Until further data are available, i.v. infusion of high-dose PPI after endoscopic treatment of bleeding peptic ulcers remains the most studied and best proven strategy. “
“Hirschfield GM, Liu X, Han Y, Gorlov IP, Lu Y, Xu C, et al. Variants at IRF5-TNPO3, 17q12-21

and MMEL1 are associated with primary biliary cirrhosis. Nat Genet 2010;42:655-657. (Reprinted with permission.) We genotyped individuals with primary GSI-IX biliary cirrhosis and unaffected controls for suggestive risk loci (genome-wide association P < 1 × 10−4) identified in a previous genome-wide association study. Combined analysis of the genome-wide association and replication datasets identified IRF5-TNPO3 (combined P = 8.66 × 10−13), 17q12-21 (combined P = 3.50 × 10−13) and MMEL1 (combined P = 3.15 × 10−8) as new

primary biliary cirrhosis susceptibility loci. Fine-mapping studies showed that a single variant accounts for the IRF5-TNPO3 association. As these loci are implicated in other autoimmune conditions, these findings confirm genetic overlap among such diseases. Liu X, Invernizzi P, Lu Y, Kosoy R, Lu Y, Bianchi I, et al. Genome-wide meta-analyses identify three loci associated with primary biliary cirrhosis. Nat Genet 2010;42:658-660. (Reprinted with permission.) A genome-wide association screen for primary A-769662 nmr biliary cirrhosis risk alleles was performed in an Italian cohort. The results from the Italian cohort replicated IL12A and IL12RB associations, and a combined meta-analysis using a Canadian dataset identified newly associated loci at SPIB (P = 7.9 × 10−11, odds ratio (OR) = 1.46), IRF5-TNPO3 (P = 2.8 × 10−10, OR = 1.63) and GNE-0877 17q12-21 (P = 1.7 × 10−10, OR = 1.38). The 2009 publication of the first genome-wide association study (GWAS) of primary biliary cirrhosis (PBC)

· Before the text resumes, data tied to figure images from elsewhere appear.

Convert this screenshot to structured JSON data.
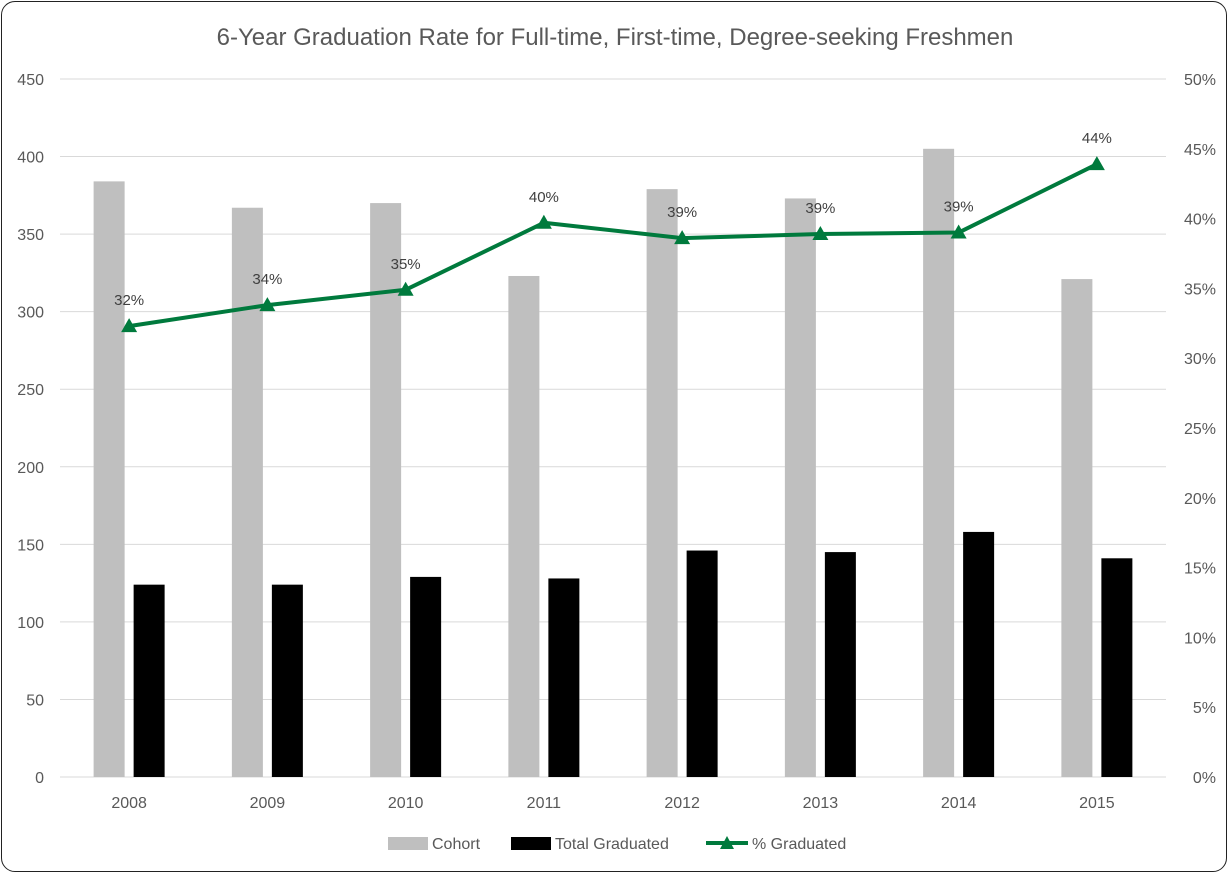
{
  "chart_data": {
    "type": "bar",
    "title": "6-Year Graduation Rate for Full-time, First-time, Degree-seeking Freshmen",
    "categories": [
      "2008",
      "2009",
      "2010",
      "2011",
      "2012",
      "2013",
      "2014",
      "2015"
    ],
    "series": [
      {
        "name": "Cohort",
        "type": "bar",
        "axis": "left",
        "color": "#bfbfbf",
        "values": [
          384,
          367,
          370,
          323,
          379,
          373,
          405,
          321
        ]
      },
      {
        "name": "Total Graduated",
        "type": "bar",
        "axis": "left",
        "color": "#000000",
        "values": [
          124,
          124,
          129,
          128,
          146,
          145,
          158,
          141
        ]
      },
      {
        "name": "% Graduated",
        "type": "line",
        "axis": "right",
        "color": "#007a3d",
        "marker": "triangle",
        "values": [
          0.323,
          0.338,
          0.349,
          0.397,
          0.386,
          0.389,
          0.39,
          0.439
        ],
        "labels": [
          "32%",
          "34%",
          "35%",
          "40%",
          "39%",
          "39%",
          "39%",
          "44%"
        ]
      }
    ],
    "y_left": {
      "min": 0,
      "max": 450,
      "step": 50,
      "ticks": [
        "0",
        "50",
        "100",
        "150",
        "200",
        "250",
        "300",
        "350",
        "400",
        "450"
      ]
    },
    "y_right": {
      "min": 0,
      "max": 0.5,
      "step": 0.05,
      "ticks": [
        "0%",
        "5%",
        "10%",
        "15%",
        "20%",
        "25%",
        "30%",
        "35%",
        "40%",
        "45%",
        "50%"
      ]
    },
    "grid": true,
    "legend_position": "bottom"
  }
}
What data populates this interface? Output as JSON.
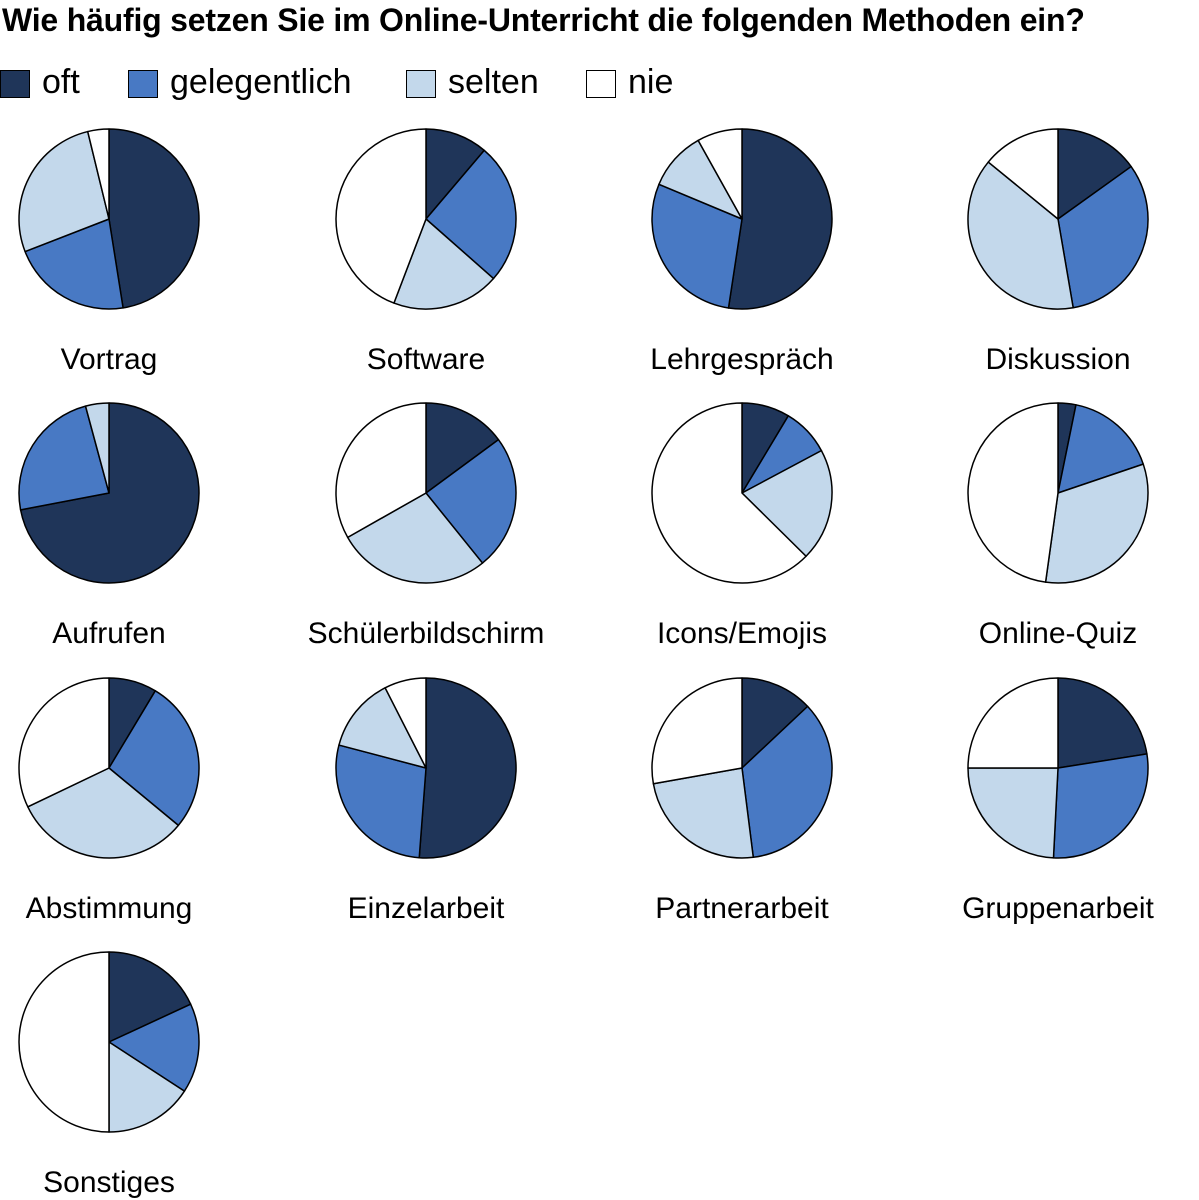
{
  "chart_data": {
    "type": "pie",
    "title": "Wie häufig setzen Sie im Online-Unterricht die folgenden Methoden ein?",
    "legend": [
      "oft",
      "gelegentlich",
      "selten",
      "nie"
    ],
    "colors": [
      "#1f3559",
      "#4879c4",
      "#c3d8eb",
      "#ffffff"
    ],
    "pies": [
      {
        "label": "Vortrag",
        "values": [
          47.5,
          21.6,
          27.1,
          3.8
        ]
      },
      {
        "label": "Software",
        "values": [
          11.2,
          25.3,
          19.3,
          44.2
        ]
      },
      {
        "label": "Lehrgespräch",
        "values": [
          52.4,
          28.9,
          10.6,
          8.1
        ]
      },
      {
        "label": "Diskussion",
        "values": [
          15.1,
          32.2,
          38.6,
          14.1
        ]
      },
      {
        "label": "Aufrufen",
        "values": [
          72.0,
          23.8,
          4.2,
          0
        ]
      },
      {
        "label": "Schülerbildschirm",
        "values": [
          14.9,
          24.3,
          27.6,
          33.2
        ]
      },
      {
        "label": "Icons/Emojis",
        "values": [
          8.6,
          8.6,
          20.2,
          62.6
        ]
      },
      {
        "label": "Online-Quiz",
        "values": [
          3.2,
          16.6,
          32.4,
          47.8
        ]
      },
      {
        "label": "Abstimmung",
        "values": [
          8.6,
          27.4,
          31.9,
          32.1
        ]
      },
      {
        "label": "Einzelarbeit",
        "values": [
          51.2,
          27.9,
          13.4,
          7.5
        ]
      },
      {
        "label": "Partnerarbeit",
        "values": [
          13.0,
          35.0,
          24.2,
          27.8
        ]
      },
      {
        "label": "Gruppenarbeit",
        "values": [
          22.5,
          28.3,
          24.2,
          25.0
        ]
      },
      {
        "label": "Sonstiges",
        "values": [
          18.1,
          16.1,
          15.8,
          50.0
        ]
      }
    ]
  }
}
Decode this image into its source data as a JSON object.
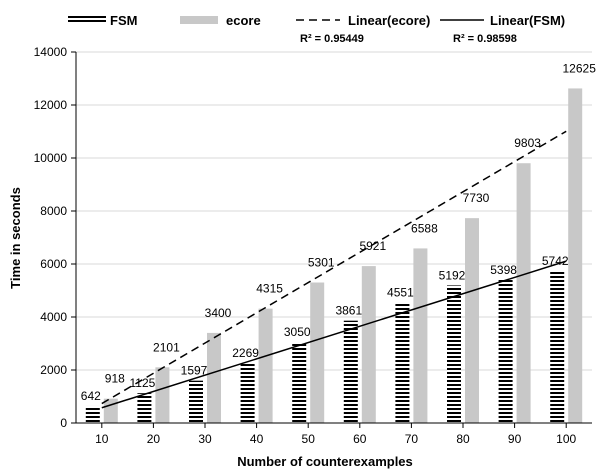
{
  "chart_data": {
    "type": "bar",
    "categories": [
      "10",
      "20",
      "30",
      "40",
      "50",
      "60",
      "70",
      "80",
      "90",
      "100"
    ],
    "series": [
      {
        "name": "FSM",
        "values": [
          642,
          1125,
          1597,
          2269,
          3050,
          3861,
          4551,
          5192,
          5398,
          5742
        ]
      },
      {
        "name": "ecore",
        "values": [
          918,
          2101,
          3400,
          4315,
          5301,
          5921,
          6588,
          7730,
          9803,
          12625
        ]
      }
    ],
    "trendlines": [
      {
        "name": "Linear(ecore)",
        "series": "ecore",
        "type": "linear",
        "r2_label": "R² = 0.95449"
      },
      {
        "name": "Linear(FSM)",
        "series": "FSM",
        "type": "linear",
        "r2_label": "R² = 0.98598"
      }
    ],
    "xlabel": "Number of counterexamples",
    "ylabel": "Time in seconds",
    "ylim": [
      0,
      14000
    ],
    "yticks": [
      0,
      2000,
      4000,
      6000,
      8000,
      10000,
      12000,
      14000
    ],
    "grid": true,
    "legend_position": "top",
    "colors": {
      "fsm_stripe": "#000000",
      "ecore": "#c8c8c8",
      "grid": "#d9d9d9",
      "trend": "#000000"
    }
  }
}
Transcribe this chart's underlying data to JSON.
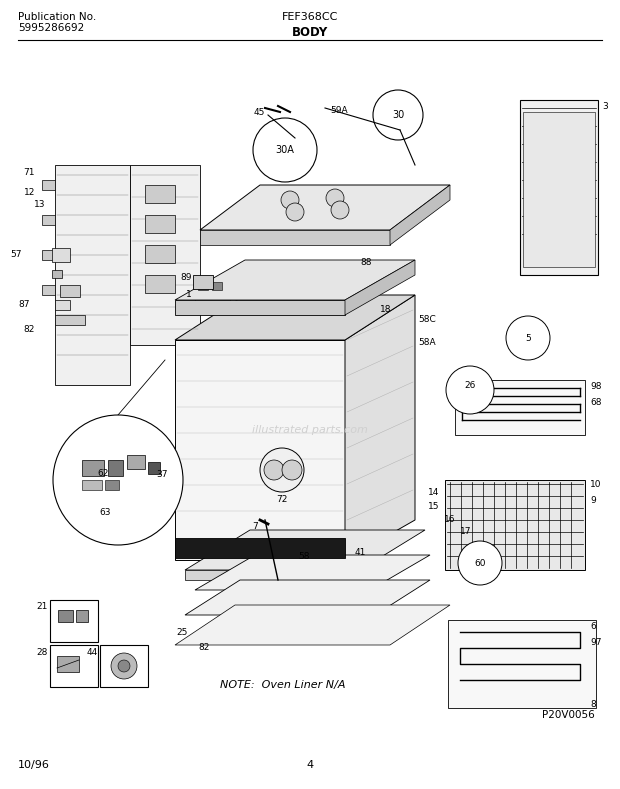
{
  "pub_no_label": "Publication No.",
  "pub_no_value": "5995286692",
  "model_label": "FEF368CC",
  "section_label": "BODY",
  "date_label": "10/96",
  "page_label": "4",
  "bg_color": "#ffffff",
  "text_color": "#000000",
  "note_text": "NOTE:  Oven Liner N/A",
  "p_code": "P20V0056",
  "fig_width": 6.2,
  "fig_height": 7.89,
  "dpi": 100,
  "watermark": "illustrated parts.com"
}
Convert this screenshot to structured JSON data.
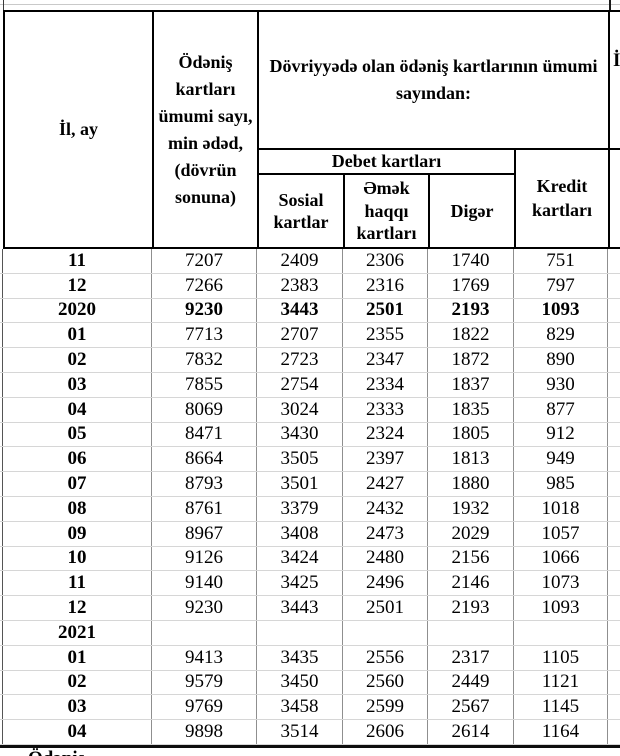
{
  "table": {
    "headers": {
      "il_ay": "İl, ay",
      "total_cards": "Ödəniş kartları ümumi sayı, min ədəd, (dövrün sonuna)",
      "in_circulation": "Dövriyyədə olan ödəniş kartlarının ümumi sayından:",
      "debit_cards": "Debet kartları",
      "social_cards": "Sosial kartlar",
      "salary_cards": "Əmək haqqı kartları",
      "other": "Digər",
      "credit_cards": "Kredit kartları"
    },
    "rows": [
      {
        "label": "11",
        "values": [
          "7207",
          "2409",
          "2306",
          "1740",
          "751"
        ],
        "bold": false
      },
      {
        "label": "12",
        "values": [
          "7266",
          "2383",
          "2316",
          "1769",
          "797"
        ],
        "bold": false
      },
      {
        "label": "2020",
        "values": [
          "9230",
          "3443",
          "2501",
          "2193",
          "1093"
        ],
        "bold": true
      },
      {
        "label": "01",
        "values": [
          "7713",
          "2707",
          "2355",
          "1822",
          "829"
        ],
        "bold": false
      },
      {
        "label": "02",
        "values": [
          "7832",
          "2723",
          "2347",
          "1872",
          "890"
        ],
        "bold": false
      },
      {
        "label": "03",
        "values": [
          "7855",
          "2754",
          "2334",
          "1837",
          "930"
        ],
        "bold": false
      },
      {
        "label": "04",
        "values": [
          "8069",
          "3024",
          "2333",
          "1835",
          "877"
        ],
        "bold": false
      },
      {
        "label": "05",
        "values": [
          "8471",
          "3430",
          "2324",
          "1805",
          "912"
        ],
        "bold": false
      },
      {
        "label": "06",
        "values": [
          "8664",
          "3505",
          "2397",
          "1813",
          "949"
        ],
        "bold": false
      },
      {
        "label": "07",
        "values": [
          "8793",
          "3501",
          "2427",
          "1880",
          "985"
        ],
        "bold": false
      },
      {
        "label": "08",
        "values": [
          "8761",
          "3379",
          "2432",
          "1932",
          "1018"
        ],
        "bold": false
      },
      {
        "label": "09",
        "values": [
          "8967",
          "3408",
          "2473",
          "2029",
          "1057"
        ],
        "bold": false
      },
      {
        "label": "10",
        "values": [
          "9126",
          "3424",
          "2480",
          "2156",
          "1066"
        ],
        "bold": false
      },
      {
        "label": "11",
        "values": [
          "9140",
          "3425",
          "2496",
          "2146",
          "1073"
        ],
        "bold": false
      },
      {
        "label": "12",
        "values": [
          "9230",
          "3443",
          "2501",
          "2193",
          "1093"
        ],
        "bold": false
      },
      {
        "label": "2021",
        "values": [
          "",
          "",
          "",
          "",
          ""
        ],
        "bold": true
      },
      {
        "label": "01",
        "values": [
          "9413",
          "3435",
          "2556",
          "2317",
          "1105"
        ],
        "bold": false
      },
      {
        "label": "02",
        "values": [
          "9579",
          "3450",
          "2560",
          "2449",
          "1121"
        ],
        "bold": false
      },
      {
        "label": "03",
        "values": [
          "9769",
          "3458",
          "2599",
          "2567",
          "1145"
        ],
        "bold": false
      },
      {
        "label": "04",
        "values": [
          "9898",
          "3514",
          "2606",
          "2614",
          "1164"
        ],
        "bold": false
      }
    ]
  },
  "fragments": {
    "footnote_fragment": "Ödəniş",
    "right_column_fragment": "İ"
  },
  "colors": {
    "header_border": "#000000",
    "grid_vertical": "#8f8f8f",
    "grid_horizontal": "#d6d6d6",
    "text": "#000000",
    "background": "#ffffff"
  }
}
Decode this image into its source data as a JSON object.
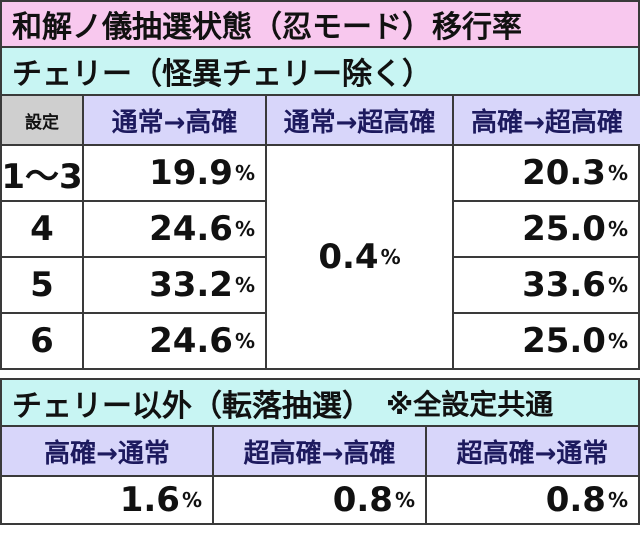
{
  "title": "和解ノ儀抽選状態（忍モード）移行率",
  "table1": {
    "caption": "チェリー（怪異チェリー除く）",
    "headers": [
      "設定",
      "通常→高確",
      "通常→超高確",
      "高確→超高確"
    ],
    "rows": [
      [
        "1〜3",
        {
          "n": "19.9",
          "u": "%"
        },
        {
          "n": "20.3",
          "u": "%"
        }
      ],
      [
        "4",
        {
          "n": "24.6",
          "u": "%"
        },
        {
          "n": "25.0",
          "u": "%"
        }
      ],
      [
        "5",
        {
          "n": "33.2",
          "u": "%"
        },
        {
          "n": "33.6",
          "u": "%"
        }
      ],
      [
        "6",
        {
          "n": "24.6",
          "u": "%"
        },
        {
          "n": "25.0",
          "u": "%"
        }
      ]
    ],
    "merged": {
      "n": "0.4",
      "u": "%"
    }
  },
  "table2": {
    "caption": "チェリー以外（転落抽選）",
    "note": "※全設定共通",
    "headers": [
      "高確→通常",
      "超高確→高確",
      "超高確→通常"
    ],
    "values": [
      {
        "n": "1.6",
        "u": "%"
      },
      {
        "n": "0.8",
        "u": "%"
      },
      {
        "n": "0.8",
        "u": "%"
      }
    ]
  }
}
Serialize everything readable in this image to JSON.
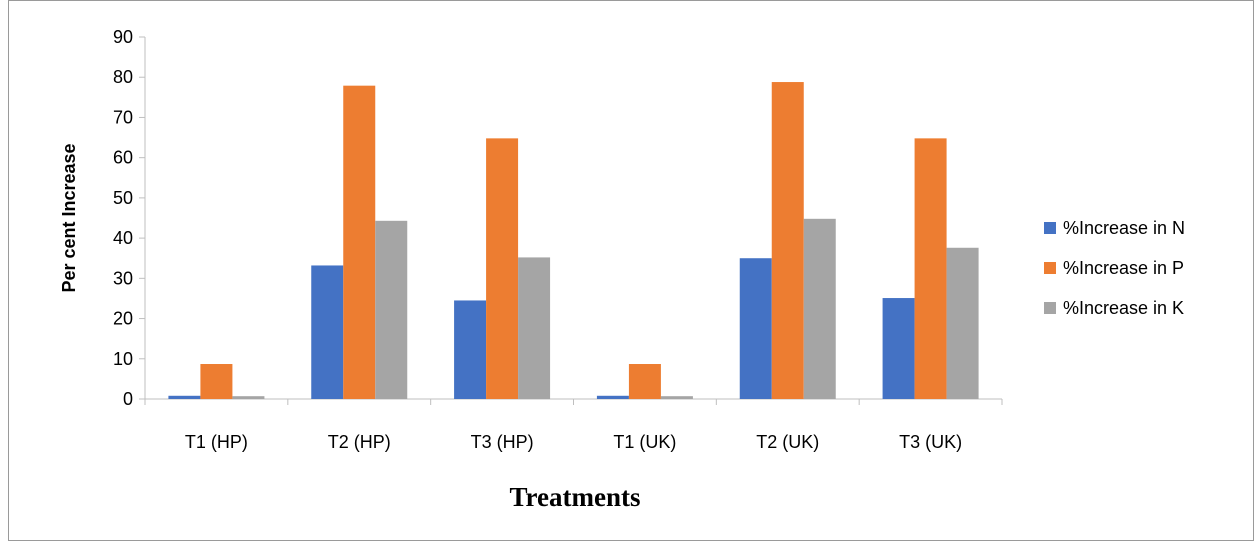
{
  "chart_data": {
    "type": "bar",
    "title": "",
    "xlabel": "Treatments",
    "ylabel": "Per cent Increase",
    "ylim": [
      0,
      90
    ],
    "yticks": [
      0,
      10,
      20,
      30,
      40,
      50,
      60,
      70,
      80,
      90
    ],
    "categories": [
      "T1 (HP)",
      "T2 (HP)",
      "T3 (HP)",
      "T1 (UK)",
      "T2 (UK)",
      "T3 (UK)"
    ],
    "series": [
      {
        "name": "%Increase in N",
        "color": "#4472c4",
        "values": [
          0.8,
          33.2,
          24.5,
          0.8,
          35.0,
          25.1
        ]
      },
      {
        "name": "%Increase in P",
        "color": "#ed7d31",
        "values": [
          8.7,
          77.9,
          64.8,
          8.7,
          78.8,
          64.8
        ]
      },
      {
        "name": "%Increase in K",
        "color": "#a5a5a5",
        "values": [
          0.7,
          44.3,
          35.2,
          0.7,
          44.8,
          37.6
        ]
      }
    ],
    "grid": false,
    "legend_position": "right"
  }
}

represented a key point in the evolution of our understanding of the genetic basis and thus pathogenesis of this disease.1 This landmark study identified, in a reproducible fashion, genetic associations between PBC and human leukocyte antigen as well as polymorphisms in the genes encoding the interleukin-12 (IL-12) α-chain and the IL-12 receptor β-chain. Two recent publications from Canadian, American, and Italian groups add an important further dimension to our knowledge base with respect to the genetic basis of PBC and build on the original study.2, 3 Taken together, these two new studies replicate the original genetic associations with the IL-12 pathway, and importantly, through individual and combined analyses, they identify further associated loci. Critically, the newly identified loci are again associated with the biology of the interaction between antigen-presenting cells (APCs) and CD4+ T cells, which is thought to be critical to the development of the autoreactive immune responses underpinning PBC.4 The advent of these new data make now a good time to reflect on what we now know and to identify potential future directions for research.